When doing some tests with my ARM64 code generator, I saw the
performances of my software drop from 75% of gcc's speed to just 60%.
What was happening?
One of the reasons (besides the nullity of my code generator of course)
was that gcc cached the values of the global "table" in registers,
reading it just once. Since there are many accesses in the most busy
function in the program, gcc speeds up considerably.
Clever, but there is a problem with that: the generated program becomes
completely thread unfriendly. It will read the value once, and then,
even if another thread modifies the value, it will use the old value.
I read always the value from memory, allowing fast access to globals
without too many locks.
Some optimizations contradict the "least surprise" principle, and I
think they are not worth the effort. They could be optional, for single
threaded programs but that decision is better to leave it at the user's
discretion and not implemented by default with -O2.

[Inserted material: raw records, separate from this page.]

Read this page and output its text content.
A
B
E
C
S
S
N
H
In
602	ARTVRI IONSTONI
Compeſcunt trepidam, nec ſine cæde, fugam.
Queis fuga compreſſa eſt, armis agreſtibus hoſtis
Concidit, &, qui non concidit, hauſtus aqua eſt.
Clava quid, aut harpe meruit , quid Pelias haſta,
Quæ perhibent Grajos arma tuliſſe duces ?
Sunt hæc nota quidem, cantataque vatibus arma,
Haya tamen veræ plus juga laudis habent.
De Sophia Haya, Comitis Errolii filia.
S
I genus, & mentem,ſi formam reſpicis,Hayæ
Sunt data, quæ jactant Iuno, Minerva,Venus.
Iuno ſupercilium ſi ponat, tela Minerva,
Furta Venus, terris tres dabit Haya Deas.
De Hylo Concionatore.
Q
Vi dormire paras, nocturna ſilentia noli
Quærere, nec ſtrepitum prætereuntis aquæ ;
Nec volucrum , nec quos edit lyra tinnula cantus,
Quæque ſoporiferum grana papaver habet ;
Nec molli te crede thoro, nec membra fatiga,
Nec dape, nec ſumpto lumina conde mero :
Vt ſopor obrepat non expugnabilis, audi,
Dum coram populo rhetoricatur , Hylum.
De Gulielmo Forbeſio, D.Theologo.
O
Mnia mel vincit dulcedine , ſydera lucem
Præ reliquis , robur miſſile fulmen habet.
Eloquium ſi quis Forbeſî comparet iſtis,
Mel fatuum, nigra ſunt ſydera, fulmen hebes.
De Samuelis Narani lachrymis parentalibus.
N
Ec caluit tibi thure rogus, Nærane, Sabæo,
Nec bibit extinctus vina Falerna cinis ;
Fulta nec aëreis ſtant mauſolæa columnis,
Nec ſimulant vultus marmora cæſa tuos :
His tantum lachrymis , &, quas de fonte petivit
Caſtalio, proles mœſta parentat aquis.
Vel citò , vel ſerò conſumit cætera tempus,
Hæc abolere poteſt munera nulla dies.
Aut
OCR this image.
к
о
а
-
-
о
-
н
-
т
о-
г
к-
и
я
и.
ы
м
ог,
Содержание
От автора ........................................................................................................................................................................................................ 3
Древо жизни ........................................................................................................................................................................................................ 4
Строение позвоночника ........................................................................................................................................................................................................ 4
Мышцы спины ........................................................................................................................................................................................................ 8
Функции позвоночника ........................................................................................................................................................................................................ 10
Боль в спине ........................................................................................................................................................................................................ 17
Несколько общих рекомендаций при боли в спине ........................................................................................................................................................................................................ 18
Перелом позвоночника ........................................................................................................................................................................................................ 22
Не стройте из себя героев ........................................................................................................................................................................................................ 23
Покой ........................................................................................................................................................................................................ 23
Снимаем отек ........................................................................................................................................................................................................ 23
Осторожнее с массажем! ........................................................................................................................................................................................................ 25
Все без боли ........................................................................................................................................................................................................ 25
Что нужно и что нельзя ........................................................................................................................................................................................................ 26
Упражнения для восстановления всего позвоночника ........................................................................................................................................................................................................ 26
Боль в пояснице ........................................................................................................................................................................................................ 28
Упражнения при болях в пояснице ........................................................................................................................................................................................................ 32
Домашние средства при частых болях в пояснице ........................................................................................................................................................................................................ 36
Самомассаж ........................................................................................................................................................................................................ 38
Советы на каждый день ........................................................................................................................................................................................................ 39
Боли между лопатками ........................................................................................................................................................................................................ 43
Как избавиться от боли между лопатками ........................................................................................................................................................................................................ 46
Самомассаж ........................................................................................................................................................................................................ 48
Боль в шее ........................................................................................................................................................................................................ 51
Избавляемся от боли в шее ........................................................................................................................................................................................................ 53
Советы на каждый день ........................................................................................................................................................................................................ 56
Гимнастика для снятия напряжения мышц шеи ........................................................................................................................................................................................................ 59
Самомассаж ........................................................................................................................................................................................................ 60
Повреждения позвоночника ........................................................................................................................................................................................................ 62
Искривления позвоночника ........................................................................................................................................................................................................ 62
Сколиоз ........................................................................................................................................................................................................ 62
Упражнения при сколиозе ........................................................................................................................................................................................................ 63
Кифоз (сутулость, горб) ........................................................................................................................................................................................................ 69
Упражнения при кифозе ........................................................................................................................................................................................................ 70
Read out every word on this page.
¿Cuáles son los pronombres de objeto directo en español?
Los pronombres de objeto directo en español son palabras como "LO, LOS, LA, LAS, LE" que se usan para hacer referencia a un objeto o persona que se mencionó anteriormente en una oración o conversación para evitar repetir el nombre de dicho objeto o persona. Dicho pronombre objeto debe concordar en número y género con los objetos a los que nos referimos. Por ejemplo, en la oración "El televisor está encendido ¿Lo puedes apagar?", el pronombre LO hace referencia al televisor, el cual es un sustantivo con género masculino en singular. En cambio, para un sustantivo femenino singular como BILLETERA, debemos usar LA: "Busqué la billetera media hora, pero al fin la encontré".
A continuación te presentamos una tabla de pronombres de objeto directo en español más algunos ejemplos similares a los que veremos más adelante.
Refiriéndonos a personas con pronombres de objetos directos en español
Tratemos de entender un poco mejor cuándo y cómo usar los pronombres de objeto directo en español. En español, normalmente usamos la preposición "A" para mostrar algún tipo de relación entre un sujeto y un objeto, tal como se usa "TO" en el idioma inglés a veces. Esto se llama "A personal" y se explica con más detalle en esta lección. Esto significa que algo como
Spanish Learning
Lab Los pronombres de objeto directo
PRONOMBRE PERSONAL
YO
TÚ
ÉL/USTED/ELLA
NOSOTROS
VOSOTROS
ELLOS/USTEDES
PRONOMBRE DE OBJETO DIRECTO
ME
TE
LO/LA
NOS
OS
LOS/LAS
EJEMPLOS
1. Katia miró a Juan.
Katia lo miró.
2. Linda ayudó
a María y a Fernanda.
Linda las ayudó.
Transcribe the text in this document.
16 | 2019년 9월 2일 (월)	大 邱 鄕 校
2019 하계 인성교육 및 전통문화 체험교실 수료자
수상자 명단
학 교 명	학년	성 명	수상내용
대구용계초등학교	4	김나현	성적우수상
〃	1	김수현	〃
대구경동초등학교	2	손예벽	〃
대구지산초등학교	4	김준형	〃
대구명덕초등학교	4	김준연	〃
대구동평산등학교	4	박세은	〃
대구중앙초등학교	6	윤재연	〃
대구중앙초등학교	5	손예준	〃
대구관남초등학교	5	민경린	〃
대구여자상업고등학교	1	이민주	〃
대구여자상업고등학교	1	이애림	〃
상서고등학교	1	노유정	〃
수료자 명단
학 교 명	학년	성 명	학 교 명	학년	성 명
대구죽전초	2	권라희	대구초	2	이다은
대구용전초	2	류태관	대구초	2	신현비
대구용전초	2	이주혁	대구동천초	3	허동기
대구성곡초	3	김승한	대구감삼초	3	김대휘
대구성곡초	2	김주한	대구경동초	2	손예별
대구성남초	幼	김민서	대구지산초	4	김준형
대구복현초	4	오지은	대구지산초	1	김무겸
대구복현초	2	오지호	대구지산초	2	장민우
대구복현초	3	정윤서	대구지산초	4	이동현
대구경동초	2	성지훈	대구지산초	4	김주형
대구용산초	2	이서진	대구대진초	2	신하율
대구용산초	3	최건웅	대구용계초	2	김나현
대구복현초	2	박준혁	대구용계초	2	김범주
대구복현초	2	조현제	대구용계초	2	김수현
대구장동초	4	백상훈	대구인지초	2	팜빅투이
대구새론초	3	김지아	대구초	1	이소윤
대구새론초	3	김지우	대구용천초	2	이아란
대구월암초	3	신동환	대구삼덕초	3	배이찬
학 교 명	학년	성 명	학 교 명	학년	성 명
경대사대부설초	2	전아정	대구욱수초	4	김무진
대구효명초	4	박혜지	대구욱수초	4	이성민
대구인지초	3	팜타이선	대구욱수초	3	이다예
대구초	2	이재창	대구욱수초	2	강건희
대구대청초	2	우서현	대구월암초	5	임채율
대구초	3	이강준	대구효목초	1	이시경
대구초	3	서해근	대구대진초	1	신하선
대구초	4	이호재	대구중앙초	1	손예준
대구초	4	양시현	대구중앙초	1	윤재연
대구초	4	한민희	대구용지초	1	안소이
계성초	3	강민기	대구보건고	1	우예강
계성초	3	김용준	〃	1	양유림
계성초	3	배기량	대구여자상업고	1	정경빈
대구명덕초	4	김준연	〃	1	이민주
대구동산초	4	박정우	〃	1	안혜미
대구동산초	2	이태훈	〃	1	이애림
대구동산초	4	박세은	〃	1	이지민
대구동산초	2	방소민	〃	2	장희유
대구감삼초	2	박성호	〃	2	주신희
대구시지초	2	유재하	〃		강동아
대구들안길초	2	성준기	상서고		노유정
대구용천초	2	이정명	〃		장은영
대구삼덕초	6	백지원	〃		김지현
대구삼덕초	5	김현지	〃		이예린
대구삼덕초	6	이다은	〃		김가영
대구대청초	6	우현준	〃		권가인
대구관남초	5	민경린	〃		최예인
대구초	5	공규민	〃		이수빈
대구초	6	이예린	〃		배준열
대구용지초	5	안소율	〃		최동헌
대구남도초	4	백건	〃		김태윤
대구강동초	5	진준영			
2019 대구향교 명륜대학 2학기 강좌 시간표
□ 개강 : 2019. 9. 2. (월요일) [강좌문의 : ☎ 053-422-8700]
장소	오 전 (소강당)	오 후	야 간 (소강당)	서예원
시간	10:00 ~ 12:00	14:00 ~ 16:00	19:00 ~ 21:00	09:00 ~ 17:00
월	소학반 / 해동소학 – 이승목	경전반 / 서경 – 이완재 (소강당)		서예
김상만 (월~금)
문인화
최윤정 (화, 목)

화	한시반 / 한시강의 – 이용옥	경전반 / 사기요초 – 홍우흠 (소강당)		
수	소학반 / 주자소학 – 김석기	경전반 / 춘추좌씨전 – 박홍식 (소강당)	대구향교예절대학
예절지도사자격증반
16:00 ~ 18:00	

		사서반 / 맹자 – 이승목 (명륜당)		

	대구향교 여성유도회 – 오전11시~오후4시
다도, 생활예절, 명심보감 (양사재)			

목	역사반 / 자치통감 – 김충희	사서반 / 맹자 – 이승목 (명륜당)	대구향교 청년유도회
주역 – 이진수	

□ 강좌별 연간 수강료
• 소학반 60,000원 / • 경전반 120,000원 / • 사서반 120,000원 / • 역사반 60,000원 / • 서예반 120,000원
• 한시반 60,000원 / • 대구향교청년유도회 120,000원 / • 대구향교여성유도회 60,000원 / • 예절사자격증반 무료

"-O2" is the standard gcc's optimization level seen since years
everywhere. Maybe it would be worth considering moving that to O4 or
even O9?
Lock operations are expensive. Access to globals can be cached only when
they are declared const, and that wasn't the case for the program being
compiled.
Suppose (one of the multiple scenarios) that you store in a set of
memory locations data like wind speed, temperature, etc. Only the thread
that updates that table acquires a lock. All others access the data
without any locks in read mode.
A program generated with this optimizations reads it once. That's a bug...
Compilers are very complex, and the function that I used was a leaf
function. Highly important functions where you tend to optimize
aggresively. They aren't supposed to last for a long time anyway, so the
caching can't hurt, and in this case was dead right since speed
increases notably.
What do you think?
jacob